JAKARTA — Presiden Prabowo Subianto menerima laporan realisasi investasi nasional kuartal I-2026 yang mencatat capaian di atas target pemerintah. Kinerja ini dinilai menjadi sinyal kuat daya tarik ekonomi Indonesia di tengah tekanan global.
Menteri Investasi dan Hilirisasi/Kepala BKPM, Rosan Roeslani, melaporkan realisasi investasi mencapai Rp498,79 triliun atau 100,36 persen dari target Rp497 triliun. Angka tersebut tumbuh 7,22 persen dibandingkan periode yang sama tahun sebelumnya.

“Realisasi investasi di kuartal pertama mencapai Rp498,79 triliun atau 100,36 persen dari target Rp497 triliun, dan itu meningkat 7,22 persen year on year,” ujar Rosan.
Lonjakan investasi turut mendorong penyerapan tenaga kerja. Sepanjang tiga bulan pertama 2026, investasi berhasil menyerap 706.569 tenaga kerja, meningkat 18,93 persen secara tahunan.
Kinerja ini memperkuat peran investasi sebagai motor utama pertumbuhan ekonomi sekaligus penciptaan lapangan kerja baru.
Dari total realisasi tersebut, komposisi investasi relatif seimbang antara penanaman modal dalam negeri (PMDN) dan penanaman modal asing (PMA).
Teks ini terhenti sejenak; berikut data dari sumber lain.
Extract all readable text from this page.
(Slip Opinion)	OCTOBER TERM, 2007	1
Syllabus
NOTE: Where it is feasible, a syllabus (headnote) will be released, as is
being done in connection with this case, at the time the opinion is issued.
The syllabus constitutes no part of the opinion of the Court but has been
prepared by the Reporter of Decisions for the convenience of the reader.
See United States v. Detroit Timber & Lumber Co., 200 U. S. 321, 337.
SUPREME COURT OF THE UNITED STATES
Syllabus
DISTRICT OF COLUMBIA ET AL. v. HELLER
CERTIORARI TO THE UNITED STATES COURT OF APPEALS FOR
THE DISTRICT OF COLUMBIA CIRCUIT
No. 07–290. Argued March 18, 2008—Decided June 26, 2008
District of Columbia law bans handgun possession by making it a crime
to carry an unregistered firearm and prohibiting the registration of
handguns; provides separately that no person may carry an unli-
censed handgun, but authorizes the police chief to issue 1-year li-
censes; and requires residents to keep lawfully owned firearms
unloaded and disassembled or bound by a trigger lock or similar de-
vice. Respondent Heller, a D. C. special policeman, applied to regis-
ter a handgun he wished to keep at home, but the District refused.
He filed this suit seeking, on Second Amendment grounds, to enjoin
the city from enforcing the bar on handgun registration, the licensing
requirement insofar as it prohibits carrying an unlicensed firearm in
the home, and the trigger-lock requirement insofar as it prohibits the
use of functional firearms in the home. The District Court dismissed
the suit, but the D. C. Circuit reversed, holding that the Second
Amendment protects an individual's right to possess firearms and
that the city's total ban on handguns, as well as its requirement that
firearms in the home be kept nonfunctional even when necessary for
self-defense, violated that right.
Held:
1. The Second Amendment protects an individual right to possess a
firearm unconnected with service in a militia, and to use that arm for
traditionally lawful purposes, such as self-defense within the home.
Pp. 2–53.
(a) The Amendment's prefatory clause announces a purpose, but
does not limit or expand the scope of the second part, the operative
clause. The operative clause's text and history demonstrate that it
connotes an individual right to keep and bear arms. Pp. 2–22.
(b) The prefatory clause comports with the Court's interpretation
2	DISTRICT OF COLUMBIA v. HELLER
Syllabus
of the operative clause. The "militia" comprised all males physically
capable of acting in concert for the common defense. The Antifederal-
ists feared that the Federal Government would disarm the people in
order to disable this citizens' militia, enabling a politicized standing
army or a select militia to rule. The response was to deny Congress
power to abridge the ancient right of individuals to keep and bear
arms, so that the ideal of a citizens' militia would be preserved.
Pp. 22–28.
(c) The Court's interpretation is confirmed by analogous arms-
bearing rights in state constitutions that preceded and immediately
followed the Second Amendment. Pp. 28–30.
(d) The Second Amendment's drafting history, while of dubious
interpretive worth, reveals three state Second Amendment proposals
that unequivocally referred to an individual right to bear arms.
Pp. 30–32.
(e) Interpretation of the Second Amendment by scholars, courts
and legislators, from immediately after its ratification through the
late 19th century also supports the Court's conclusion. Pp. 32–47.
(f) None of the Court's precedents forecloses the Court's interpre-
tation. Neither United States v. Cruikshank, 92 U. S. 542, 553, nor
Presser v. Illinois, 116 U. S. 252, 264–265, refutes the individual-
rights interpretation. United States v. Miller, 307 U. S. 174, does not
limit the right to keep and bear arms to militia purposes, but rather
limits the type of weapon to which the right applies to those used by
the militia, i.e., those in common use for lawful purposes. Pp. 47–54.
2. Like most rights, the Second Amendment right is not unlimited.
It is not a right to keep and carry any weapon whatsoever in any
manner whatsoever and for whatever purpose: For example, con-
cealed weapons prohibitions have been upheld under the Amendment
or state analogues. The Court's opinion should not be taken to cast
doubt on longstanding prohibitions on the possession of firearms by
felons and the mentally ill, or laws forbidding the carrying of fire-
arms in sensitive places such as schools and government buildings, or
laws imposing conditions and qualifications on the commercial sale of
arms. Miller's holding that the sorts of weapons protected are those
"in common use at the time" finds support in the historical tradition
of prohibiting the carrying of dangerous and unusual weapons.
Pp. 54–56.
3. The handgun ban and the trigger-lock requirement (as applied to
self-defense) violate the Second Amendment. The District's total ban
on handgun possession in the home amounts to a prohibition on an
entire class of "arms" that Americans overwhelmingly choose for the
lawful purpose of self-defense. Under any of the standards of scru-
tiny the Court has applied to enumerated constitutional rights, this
PMDN tercatat sekitar Rp248,84 triliun atau 49,89 persen, sementara PMA sebesar Rp249,94 triliun atau 50,11 persen.

Sektor yang menjadi magnet utama meliputi industri logam dasar, pertambangan, jasa, hingga transportasi dan telekomunikasi.
Pemerintah menargetkan peningkatan signifikan investasi nasional dalam lima tahun ke depan. Total target investasi periode 2025–2029 dipatok lebih dari Rp13.000 triliun, jauh di atas capaian dekade sebelumnya sekitar Rp9.100 triliun.
Capaian kuartal I ini menjadi indikator awal bahwa target ambisius tersebut masih berada di jalur yang realistis.
Di sisi lain, Presiden Prabowo menekankan pentingnya menjaga iklim investasi yang kompetitif, termasuk penyederhanaan regulasi dan penerapan standar global guna memastikan arus modal tetap terjaga dan berdampak langsung pada ekonomi riil.